Année A : samedi de la 1ière semaine du CARÊME (litac01s.23)
Mt 5, 43-48 ; Dt 26, 16-19 : parfaitement imparfait.
Quel désastre. Nous ne sommes pas parfaits. Nous possédons tous ce diplôme universitaire d’être parfaitement imparfait. Nous sommes des diplômés de l’imperfection. C’est plus qu’un doctorat honorifique. Et puis, la perfection risque de nous ennuyer, nous faire sentir comme des robots. L’imperfection est inséparable de toute vie humaine. S’offusquer de s’entendre énumérer nos erreurs ou lacunes, c’est refuser d’avancer.
Dans l’évangile, nous faire progresser est l’axe principal de l’agir de Jésus. Ce qui importe à ses yeux est de voir nos petits poids d’oie posés jour après jour pour avancer vers du meilleur. L’imperfection est la voie royale pour devenir bon. C’est un chemin de bonheur, un sacré combat de toute vie. Nous avons « du pain sur la planche » avant d’être parfaits comme le Père est parfait (cf. Mt 18, 48). Nietzsche avait raison de dire que les chrétiens sont faibles. Jésus ne nous demande pas d’être naïfs. Il nous veut en marche.
Je n'ai certainement pas atteint mon but, je n'ai pas atteint la perfection ; mais je m'efforce de courir pour le vaincre, car moi aussi j'ai été vaincu par le Christ Jésus (Ph. 3, 12). Teilhard de Chardin répétait qu’il n’y a jamais eu de monde parfait. Paul évoque un chemin de perfection qu’il décrit en trois mots : entraînement, discipline, motivation.
S’entraîner à devenir meilleur. Il s’agit d’un effort constant, d’un combat quotidien (cf. 2 Tm 4, 7). Il faut se former à être meilleur en acceptant de ne pas cacher ses erreurs. Dans le sport, le travail de l’entraîneur est de faire voir les erreurs pour assurer une meilleure garantie de victoire. L’athlète ne devient pas meilleur en ne s’appuyant que sur lui-même.
En régime chrétien, ce chemin de devenir meilleur se vit en mode synodal avec Jésus, avec les autres. Si nous ne laissons pas les autres ou la parole de Dieu nous montrer ce qui est moins que parfait en nous, nous ne pourrons pas devenir meilleur. Il faut constamment être accompagné pour passer de la méchanceté à la bonté, de l’égoïsme à la charité qui ne cherche pas son intérêt (cf. 1 Co 13, 5), qui ne cherche pas ce qui est à soi.
Il n’y a pas de façon plus subtile de rechercher ses propres intérêts que de s’imaginer que les intérêts du Christ coïncident avec les nôtres.
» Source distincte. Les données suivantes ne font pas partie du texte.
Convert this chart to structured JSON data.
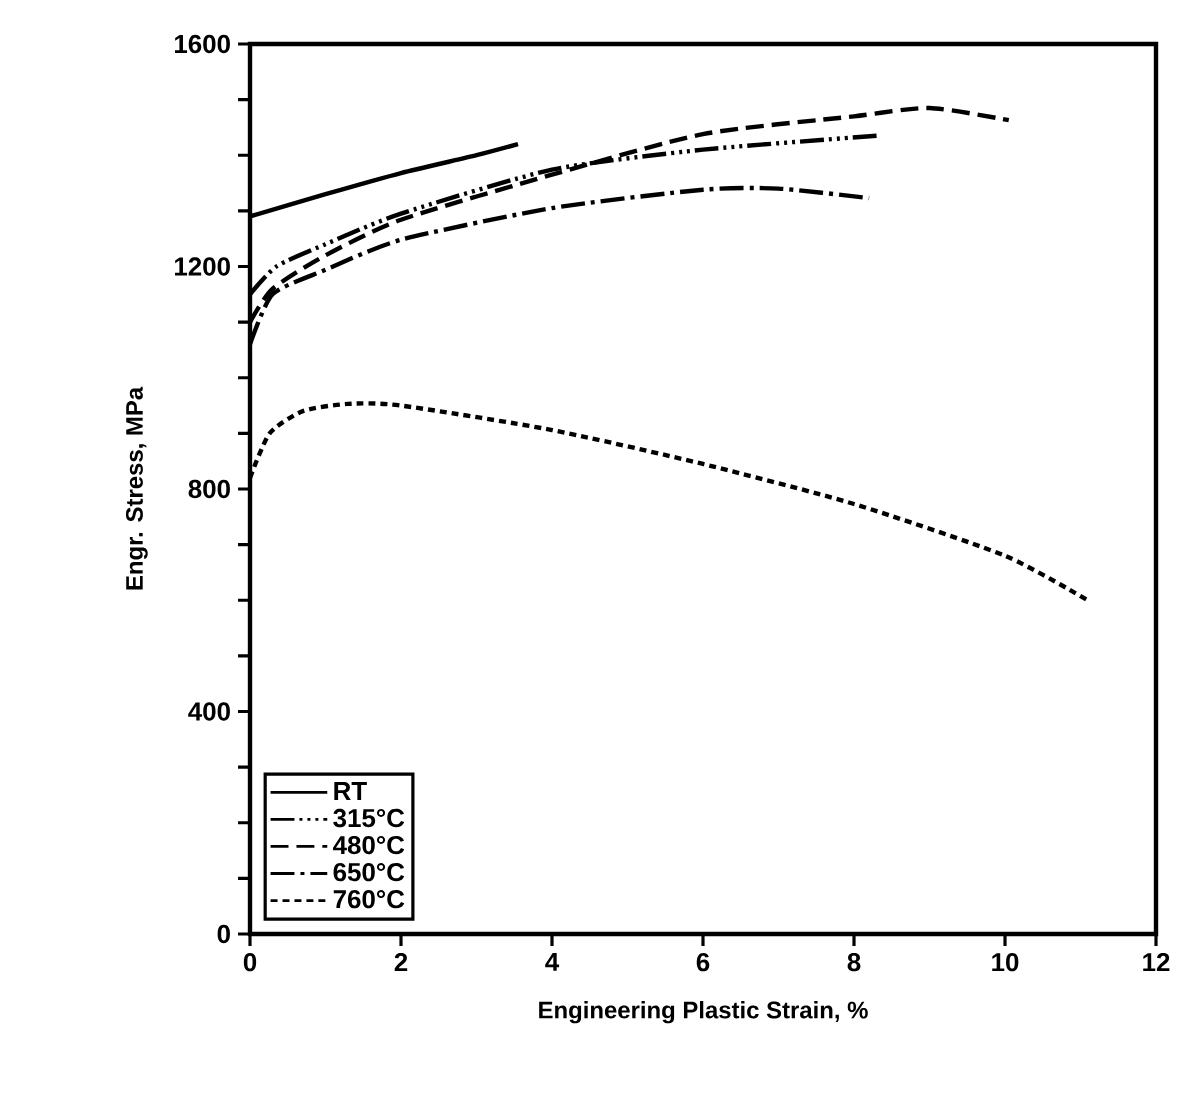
{
  "chart_data": {
    "type": "line",
    "xlabel": "Engineering Plastic Strain, %",
    "ylabel": "Engr. Stress, MPa",
    "xlim": [
      0,
      12
    ],
    "xticks": [
      0,
      2,
      4,
      6,
      8,
      10,
      12
    ],
    "ylim": [
      0,
      1600
    ],
    "yticks": [
      0,
      {
        "value": 100,
        "label": null
      },
      {
        "value": 200,
        "label": null
      },
      {
        "value": 300,
        "label": null
      },
      400,
      {
        "value": 500,
        "label": null
      },
      {
        "value": 600,
        "label": null
      },
      {
        "value": 700,
        "label": null
      },
      800,
      {
        "value": 900,
        "label": null
      },
      {
        "value": 1000,
        "label": null
      },
      {
        "value": 1100,
        "label": null
      },
      1200,
      {
        "value": 1300,
        "label": null
      },
      {
        "value": 1400,
        "label": null
      },
      {
        "value": 1500,
        "label": null
      },
      1600
    ],
    "legend": "bottom left",
    "grid": false,
    "series": [
      {
        "name": "RT",
        "color": "#000000",
        "line_style": "solid",
        "x": [
          0,
          1,
          2,
          3,
          3.55
        ],
        "values": [
          1290,
          1330,
          1368,
          1400,
          1420
        ]
      },
      {
        "name": "315°C",
        "color": "#000000",
        "line_style": "dashdotdotted",
        "x": [
          0,
          0.35,
          1,
          2,
          4,
          6,
          8.3
        ],
        "values": [
          1150,
          1200,
          1240,
          1295,
          1374,
          1410,
          1435
        ]
      },
      {
        "name": "480°C",
        "color": "#000000",
        "line_style": "dashed",
        "x": [
          0,
          0.3,
          1,
          2,
          4,
          6,
          8,
          9,
          10.05
        ],
        "values": [
          1100,
          1160,
          1220,
          1284,
          1365,
          1438,
          1470,
          1485,
          1463
        ]
      },
      {
        "name": "650°C",
        "color": "#000000",
        "line_style": "dashdotted",
        "x": [
          0,
          0.3,
          1,
          2,
          4,
          6,
          7,
          8.2
        ],
        "values": [
          1060,
          1150,
          1194,
          1248,
          1305,
          1338,
          1340,
          1323
        ]
      },
      {
        "name": "760°C",
        "color": "#000000",
        "line_style": "dotted",
        "x": [
          0,
          0.26,
          0.7,
          1.3,
          2,
          4,
          6,
          8,
          10,
          11.13
        ],
        "values": [
          820,
          900,
          940,
          953,
          950,
          906,
          845,
          773,
          680,
          597
        ]
      }
    ]
  }
}
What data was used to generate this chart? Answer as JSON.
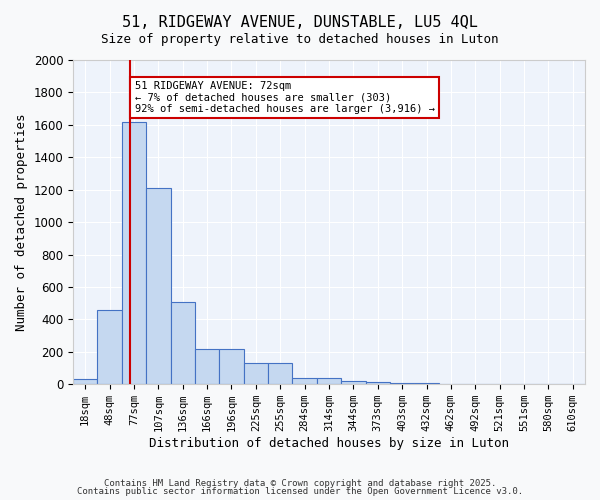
{
  "title_line1": "51, RIDGEWAY AVENUE, DUNSTABLE, LU5 4QL",
  "title_line2": "Size of property relative to detached houses in Luton",
  "xlabel": "Distribution of detached houses by size in Luton",
  "ylabel": "Number of detached properties",
  "bar_color": "#c5d8f0",
  "bar_edge_color": "#4472c4",
  "background_color": "#eef3fb",
  "grid_color": "#ffffff",
  "categories": [
    "18sqm",
    "48sqm",
    "77sqm",
    "107sqm",
    "136sqm",
    "166sqm",
    "196sqm",
    "225sqm",
    "255sqm",
    "284sqm",
    "314sqm",
    "344sqm",
    "373sqm",
    "403sqm",
    "432sqm",
    "462sqm",
    "492sqm",
    "521sqm",
    "551sqm",
    "580sqm",
    "610sqm"
  ],
  "values": [
    30,
    460,
    1620,
    1210,
    510,
    220,
    220,
    130,
    130,
    40,
    40,
    20,
    15,
    10,
    5,
    3,
    2,
    1,
    1,
    0,
    0
  ],
  "ylim": [
    0,
    2000
  ],
  "yticks": [
    0,
    200,
    400,
    600,
    800,
    1000,
    1200,
    1400,
    1600,
    1800,
    2000
  ],
  "red_line_x": 1.72,
  "annotation_text": "51 RIDGEWAY AVENUE: 72sqm\n← 7% of detached houses are smaller (303)\n92% of semi-detached houses are larger (3,916) →",
  "annotation_box_color": "#ffffff",
  "annotation_box_edge": "#cc0000",
  "footnote1": "Contains HM Land Registry data © Crown copyright and database right 2025.",
  "footnote2": "Contains public sector information licensed under the Open Government Licence v3.0."
}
En tout temps, en toute saison, nous devons mener une vie semblable à celle de ce temps du carême, c’est-à-dire recentrer sur Jésus, l’entraîneur chef de nos vies, dans l’attente joyeuse de Pâques. C’est ensemble, en mode synodal que nous faisons carême, que vous faites ici le vœu de rechercher ensemble, en communauté, de devenir un peu moins imparfaite.
Discipliner nos vies pour passer de ce qui nous semble meilleur à ce qui nous est suggéré par l’entraîner. Le vrai sportif essaie toujours d'apprendre, de grandir, de s'améliorer. Cela demande de la discipline, cette capacité de se contrôler, de corriger l'impulsivité, de s’auto-croire capable seul d’améliorer sa performance. La discipline permet de passer de ce qui nous importe à ce qui intéresse Jésus. Et ce qui intéresse Jésus, c’est en réalité le centuple de ce qui nous importe. Jésus veut nous voir accéder à une autre sagesse que celle du monde : tendre la joue, aimer nos ennemis
La motivation est cette force intérieure qui dépasse la recherche de résultat pour viser seulement de demeurer en chemin.
Le piège qui nous guette est de désirer devenir meilleur, d’accroître notre performance par nos propres forces, de ne compter presque exclusivement que sur nos talents.
Jésus appelle le chrétien à sortir des règles de convenance : ne pas répondre au mal par le mal, oser dans le bien, risquer dans le don, même si nous recevons peu ou rien en retour. Dépouillons-nous de la logique humaine et revêtons la sagesse de Jésus. Retenons cette question de Jésus, qu’est-ce que vous faites qui est extraordinaire (Mt 5, 48). Il ne suffit pas de rester dans l’ordinaire pour vivre comme Jésus. AMEN.